At this point, the Fed is thinking that credit must have stabilized; but the real estate and other credit markets (leveraged financial stuff, M&A, etc.) are still chugging defiantly uphill, like a huge 100-car freight train with the brakes on but the motor still running. By this time, inertia has taken over, and it would take a sudden jump in brake pressure (upping the Fed rate a few more times, for example) to have any real downward effect.

If the Fed stays where they are, the fluff will spread around the whole economy and things will get back to a statis of sorts; but of course they'll feel obliged to DO SOMETHING. Question is, what'll it be? The best thing would be for them to curl up and go to sleep like the Sleeping Beauty who never wakes up; but I'm afraid that's just not their style.
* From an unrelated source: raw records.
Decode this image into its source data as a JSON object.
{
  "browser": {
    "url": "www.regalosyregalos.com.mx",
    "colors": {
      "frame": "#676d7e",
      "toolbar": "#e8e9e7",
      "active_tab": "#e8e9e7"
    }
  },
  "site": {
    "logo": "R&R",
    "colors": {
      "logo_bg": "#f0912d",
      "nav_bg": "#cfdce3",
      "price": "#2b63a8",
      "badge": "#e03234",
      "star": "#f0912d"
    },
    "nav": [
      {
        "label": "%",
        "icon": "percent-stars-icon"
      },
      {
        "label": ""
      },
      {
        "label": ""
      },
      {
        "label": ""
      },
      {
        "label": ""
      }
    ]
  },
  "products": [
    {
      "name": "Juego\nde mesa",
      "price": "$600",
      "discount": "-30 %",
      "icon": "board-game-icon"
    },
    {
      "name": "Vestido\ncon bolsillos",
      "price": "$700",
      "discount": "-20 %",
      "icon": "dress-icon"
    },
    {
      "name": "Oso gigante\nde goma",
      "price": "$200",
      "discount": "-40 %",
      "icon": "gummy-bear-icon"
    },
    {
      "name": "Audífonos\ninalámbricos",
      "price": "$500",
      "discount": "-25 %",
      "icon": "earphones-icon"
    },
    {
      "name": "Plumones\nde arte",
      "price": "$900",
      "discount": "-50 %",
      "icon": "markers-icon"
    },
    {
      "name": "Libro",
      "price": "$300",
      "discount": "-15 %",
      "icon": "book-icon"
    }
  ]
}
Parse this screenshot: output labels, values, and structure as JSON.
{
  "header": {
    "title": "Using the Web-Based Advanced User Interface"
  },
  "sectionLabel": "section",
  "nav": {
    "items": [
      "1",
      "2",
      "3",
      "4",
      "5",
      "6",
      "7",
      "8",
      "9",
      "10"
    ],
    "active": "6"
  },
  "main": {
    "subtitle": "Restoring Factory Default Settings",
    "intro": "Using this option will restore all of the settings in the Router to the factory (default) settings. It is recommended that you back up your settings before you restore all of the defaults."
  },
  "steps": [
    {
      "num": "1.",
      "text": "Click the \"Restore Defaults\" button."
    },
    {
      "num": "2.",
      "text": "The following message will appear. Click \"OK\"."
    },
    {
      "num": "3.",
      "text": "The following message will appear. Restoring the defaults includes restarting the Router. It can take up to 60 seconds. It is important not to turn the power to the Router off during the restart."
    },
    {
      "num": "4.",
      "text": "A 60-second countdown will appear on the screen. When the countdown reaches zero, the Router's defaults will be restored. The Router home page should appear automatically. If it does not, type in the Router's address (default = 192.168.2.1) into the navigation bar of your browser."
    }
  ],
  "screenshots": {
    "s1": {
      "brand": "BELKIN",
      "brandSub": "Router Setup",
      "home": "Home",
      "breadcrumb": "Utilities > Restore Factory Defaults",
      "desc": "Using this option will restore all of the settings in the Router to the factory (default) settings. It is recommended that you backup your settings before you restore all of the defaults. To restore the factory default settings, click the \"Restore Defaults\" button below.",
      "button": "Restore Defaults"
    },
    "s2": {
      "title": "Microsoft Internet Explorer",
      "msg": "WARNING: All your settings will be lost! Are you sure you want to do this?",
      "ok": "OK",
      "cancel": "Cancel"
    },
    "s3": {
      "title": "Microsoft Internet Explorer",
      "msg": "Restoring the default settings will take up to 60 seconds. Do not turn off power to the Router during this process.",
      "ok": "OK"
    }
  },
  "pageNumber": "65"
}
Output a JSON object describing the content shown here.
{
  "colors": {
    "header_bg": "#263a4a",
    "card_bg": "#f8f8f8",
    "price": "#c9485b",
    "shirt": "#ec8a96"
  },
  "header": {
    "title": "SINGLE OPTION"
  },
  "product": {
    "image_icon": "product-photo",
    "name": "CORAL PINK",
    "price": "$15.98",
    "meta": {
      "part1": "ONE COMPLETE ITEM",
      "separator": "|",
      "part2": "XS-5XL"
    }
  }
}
Doug Noland's 9/8/06 analysis is great, as usual. He notes the following data, relevant to MOCTOMCF:

"Year-to-date, Bank Credit has expanded $546 billion, or 10.8% annualized."

"Commercial & Industrial (C&I) Loans have expanded at a 16.5% rate y-t-d and 14.7% over the past year."

"Money Fund Assets have increased $168 billion y-t-d, or 11.8% annualized, with a one-year gain of $265 billion (13.5%)."

"Total Commercial Paper jumped $16 billion last week to a record $1.860 Trillion. Total CP is up $219 billion y-t-d, or 19.3% annualized, while having expanded $272 billion over the past 52 weeks (17.1%)."

“ 'Multinational companies will invest $1.2 trillion worldwide this year, the London-based Times said, citing a report by the Economist Intelligence Unit. The investment would be a 22 percent increase from last year…' " (from Bloomberg 9/6/06, Bill Murray)

He also offers this analysis:

"Continued robust mortgage borrowings and huge ongoing corporate and government debt growth combine for Record Total System Credit growth, this despite the significant decline in home sales transactions. The unrelenting massive Credit expansion – pursuant to several years of an intensifying Inflationary Bias permeating the wages and Incomes arena - readily explains today’s heightened Income Inflation. Record Total Credit Growth, then, continues to buttress home prices, in the process bolstering the Aged Credit Bubble and its brethren, the stock market Bubble."

Yup. All of this corroborates my MOCTOMCF. Now if only it were scientific. Rats.

Because I suppose there is a slight chance that this whole bubble-like expansion is nothing but productivity gain, as the Fed would have us believe. But somehow, I doubt it. And history is on my side.